The East Lancashire Deaf Society was named the Community Group of the Year at the 2017 Fusion Awards.
Winners of the annual awards were announced at a glittering ceremony on Saturday May 13 at King George’s Hall, Blackburn.
The Community Group of the Year award was supported by international charity Penny Appeal.
The East Lancashire Deaf Society ELDS is a non-profit charity which provides support to different deaf groups across the region.
The organisation work with people who have a diverse range of communication needs of deaf British Sign Language (BSL users), including deafblind people, hard of hearing people and those who have lost their hearing later in life.
The ELDS’ main concern is for the deaf person and their family. They strive for their right to full participation and the same opportunities in education, employment, access and involvement as anyone else in the community.
The organisation achieves this through three main routes: Advocacy, Information and Services. The ELDS believe that with their services and support they can provide deaf and hard of hearing people from all ethnic backgrounds with the same opportunities in access to work, social activities and education as their hearing peers.
The ELDS have a mixture of deaf and hearing staff who all work together to fight for equal opportunities for deaf and hard of hearing people.
Speaking on stage alongside a translator, director of the ELDS, Doug Alker said, "The East Lancashire Deaf Society appreciates the Asian community and their integration within communities.

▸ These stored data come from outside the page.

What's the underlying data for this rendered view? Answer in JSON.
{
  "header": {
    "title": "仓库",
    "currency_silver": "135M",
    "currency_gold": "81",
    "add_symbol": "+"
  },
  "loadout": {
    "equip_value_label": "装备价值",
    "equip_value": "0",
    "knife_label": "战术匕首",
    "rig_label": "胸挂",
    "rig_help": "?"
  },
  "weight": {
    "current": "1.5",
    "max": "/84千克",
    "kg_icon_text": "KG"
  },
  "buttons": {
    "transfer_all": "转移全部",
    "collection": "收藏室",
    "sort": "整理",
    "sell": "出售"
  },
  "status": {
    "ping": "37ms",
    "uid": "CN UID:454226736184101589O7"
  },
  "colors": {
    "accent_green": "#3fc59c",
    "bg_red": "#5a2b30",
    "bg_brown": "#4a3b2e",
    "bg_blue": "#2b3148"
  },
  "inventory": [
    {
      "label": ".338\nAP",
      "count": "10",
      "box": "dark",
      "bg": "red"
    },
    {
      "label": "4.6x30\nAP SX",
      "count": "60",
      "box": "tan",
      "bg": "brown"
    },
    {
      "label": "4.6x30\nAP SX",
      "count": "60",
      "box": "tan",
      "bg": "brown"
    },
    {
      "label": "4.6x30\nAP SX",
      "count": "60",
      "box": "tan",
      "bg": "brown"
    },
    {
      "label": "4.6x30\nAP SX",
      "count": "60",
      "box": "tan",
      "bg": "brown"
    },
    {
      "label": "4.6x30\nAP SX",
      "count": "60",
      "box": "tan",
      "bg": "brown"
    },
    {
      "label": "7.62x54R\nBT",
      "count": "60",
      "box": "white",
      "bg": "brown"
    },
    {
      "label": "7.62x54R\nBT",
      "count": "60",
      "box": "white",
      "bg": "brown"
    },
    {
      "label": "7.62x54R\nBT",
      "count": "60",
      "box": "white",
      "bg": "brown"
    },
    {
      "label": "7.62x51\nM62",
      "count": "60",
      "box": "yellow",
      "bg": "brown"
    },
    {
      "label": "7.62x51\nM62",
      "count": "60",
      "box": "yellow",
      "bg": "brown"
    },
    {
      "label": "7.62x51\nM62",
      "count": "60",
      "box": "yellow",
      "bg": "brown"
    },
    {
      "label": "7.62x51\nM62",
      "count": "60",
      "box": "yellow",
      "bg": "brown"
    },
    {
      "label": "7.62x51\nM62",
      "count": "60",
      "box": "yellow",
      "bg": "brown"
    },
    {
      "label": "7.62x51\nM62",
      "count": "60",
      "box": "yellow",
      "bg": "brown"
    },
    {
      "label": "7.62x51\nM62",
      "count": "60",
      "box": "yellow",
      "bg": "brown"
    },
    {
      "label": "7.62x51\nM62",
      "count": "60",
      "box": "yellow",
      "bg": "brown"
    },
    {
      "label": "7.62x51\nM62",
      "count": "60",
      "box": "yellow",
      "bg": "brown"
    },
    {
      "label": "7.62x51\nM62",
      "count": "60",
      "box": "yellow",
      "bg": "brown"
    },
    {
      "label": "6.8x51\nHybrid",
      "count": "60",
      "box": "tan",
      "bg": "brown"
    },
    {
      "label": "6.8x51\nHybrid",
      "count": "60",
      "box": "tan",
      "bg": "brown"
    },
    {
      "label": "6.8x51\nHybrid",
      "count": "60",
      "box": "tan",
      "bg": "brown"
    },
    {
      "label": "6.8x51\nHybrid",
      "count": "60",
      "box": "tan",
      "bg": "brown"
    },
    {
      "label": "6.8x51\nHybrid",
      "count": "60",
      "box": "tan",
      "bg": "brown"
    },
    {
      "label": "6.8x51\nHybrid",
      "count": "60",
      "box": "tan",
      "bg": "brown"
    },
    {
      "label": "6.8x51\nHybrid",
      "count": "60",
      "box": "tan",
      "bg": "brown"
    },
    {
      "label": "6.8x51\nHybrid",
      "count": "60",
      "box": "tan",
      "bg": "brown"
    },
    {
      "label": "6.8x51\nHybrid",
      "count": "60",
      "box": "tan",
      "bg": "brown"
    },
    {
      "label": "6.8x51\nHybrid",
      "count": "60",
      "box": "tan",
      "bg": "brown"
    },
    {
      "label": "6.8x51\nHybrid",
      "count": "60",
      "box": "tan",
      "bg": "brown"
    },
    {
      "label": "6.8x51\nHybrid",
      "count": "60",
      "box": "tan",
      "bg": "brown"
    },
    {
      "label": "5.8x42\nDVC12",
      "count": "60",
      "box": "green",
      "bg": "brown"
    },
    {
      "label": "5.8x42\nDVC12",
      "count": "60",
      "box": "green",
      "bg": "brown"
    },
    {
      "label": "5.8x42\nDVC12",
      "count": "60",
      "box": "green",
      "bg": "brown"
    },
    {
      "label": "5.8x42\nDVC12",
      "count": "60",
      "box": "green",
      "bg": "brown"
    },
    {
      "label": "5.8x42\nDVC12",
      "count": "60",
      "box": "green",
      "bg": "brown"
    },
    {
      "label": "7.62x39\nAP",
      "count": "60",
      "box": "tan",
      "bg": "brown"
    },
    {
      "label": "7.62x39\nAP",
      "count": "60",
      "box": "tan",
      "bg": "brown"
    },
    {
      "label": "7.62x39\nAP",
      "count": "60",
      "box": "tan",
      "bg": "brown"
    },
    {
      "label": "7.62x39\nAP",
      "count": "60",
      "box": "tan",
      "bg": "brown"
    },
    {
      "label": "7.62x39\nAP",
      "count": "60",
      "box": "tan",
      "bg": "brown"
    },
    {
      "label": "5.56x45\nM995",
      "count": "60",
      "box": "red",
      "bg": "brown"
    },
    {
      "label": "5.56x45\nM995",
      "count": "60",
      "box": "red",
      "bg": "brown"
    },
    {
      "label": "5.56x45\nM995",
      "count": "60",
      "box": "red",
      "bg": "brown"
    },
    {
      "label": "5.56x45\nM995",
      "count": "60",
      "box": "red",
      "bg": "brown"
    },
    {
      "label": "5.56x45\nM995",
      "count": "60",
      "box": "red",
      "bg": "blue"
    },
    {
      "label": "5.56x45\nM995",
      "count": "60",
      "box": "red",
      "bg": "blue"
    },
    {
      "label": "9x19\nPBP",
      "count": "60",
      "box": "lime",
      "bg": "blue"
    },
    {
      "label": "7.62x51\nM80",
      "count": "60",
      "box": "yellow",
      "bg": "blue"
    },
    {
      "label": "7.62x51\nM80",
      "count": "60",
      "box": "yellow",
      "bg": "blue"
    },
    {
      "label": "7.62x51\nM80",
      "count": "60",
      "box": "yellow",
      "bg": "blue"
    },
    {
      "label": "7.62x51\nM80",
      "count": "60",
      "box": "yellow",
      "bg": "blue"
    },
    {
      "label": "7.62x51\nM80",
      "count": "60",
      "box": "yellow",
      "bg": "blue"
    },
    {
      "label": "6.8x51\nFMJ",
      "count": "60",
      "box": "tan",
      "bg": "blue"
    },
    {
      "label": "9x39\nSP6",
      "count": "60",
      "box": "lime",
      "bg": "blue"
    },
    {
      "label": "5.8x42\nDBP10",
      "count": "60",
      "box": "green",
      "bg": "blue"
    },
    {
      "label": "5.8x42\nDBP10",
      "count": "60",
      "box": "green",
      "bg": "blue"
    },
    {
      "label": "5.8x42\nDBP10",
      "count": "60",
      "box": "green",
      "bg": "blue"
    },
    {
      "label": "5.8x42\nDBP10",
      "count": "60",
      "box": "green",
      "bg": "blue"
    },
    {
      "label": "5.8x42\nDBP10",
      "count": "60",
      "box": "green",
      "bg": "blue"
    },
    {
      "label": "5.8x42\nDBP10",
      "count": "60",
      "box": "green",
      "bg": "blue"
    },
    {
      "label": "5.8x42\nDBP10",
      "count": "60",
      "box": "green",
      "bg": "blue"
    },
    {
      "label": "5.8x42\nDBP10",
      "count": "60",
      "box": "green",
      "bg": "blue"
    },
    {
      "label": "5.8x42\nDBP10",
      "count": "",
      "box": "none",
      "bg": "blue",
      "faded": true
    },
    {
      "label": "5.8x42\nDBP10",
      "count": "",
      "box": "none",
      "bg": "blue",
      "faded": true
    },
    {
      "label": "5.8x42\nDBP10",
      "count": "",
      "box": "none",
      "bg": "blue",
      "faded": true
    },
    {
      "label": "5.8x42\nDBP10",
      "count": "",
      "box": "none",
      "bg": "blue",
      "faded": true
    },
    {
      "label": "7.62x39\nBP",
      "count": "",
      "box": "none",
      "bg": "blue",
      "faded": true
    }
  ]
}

"We have issues wiithin the deaf community as well, to integrate in the wider community. Gaining this award proves that we are successful and we appreciate what we have learned from each other.”
A statement from Penny Appeal read, "By sponsoring the Fusion Awards, Penny Appeal demonstrates our commitment and support of all the unsung heroes within our communities, who work tirelessly to ensure that the lives of others are made better.
"By helping in small ways, we can strengthen our communities making them a better place to live and work."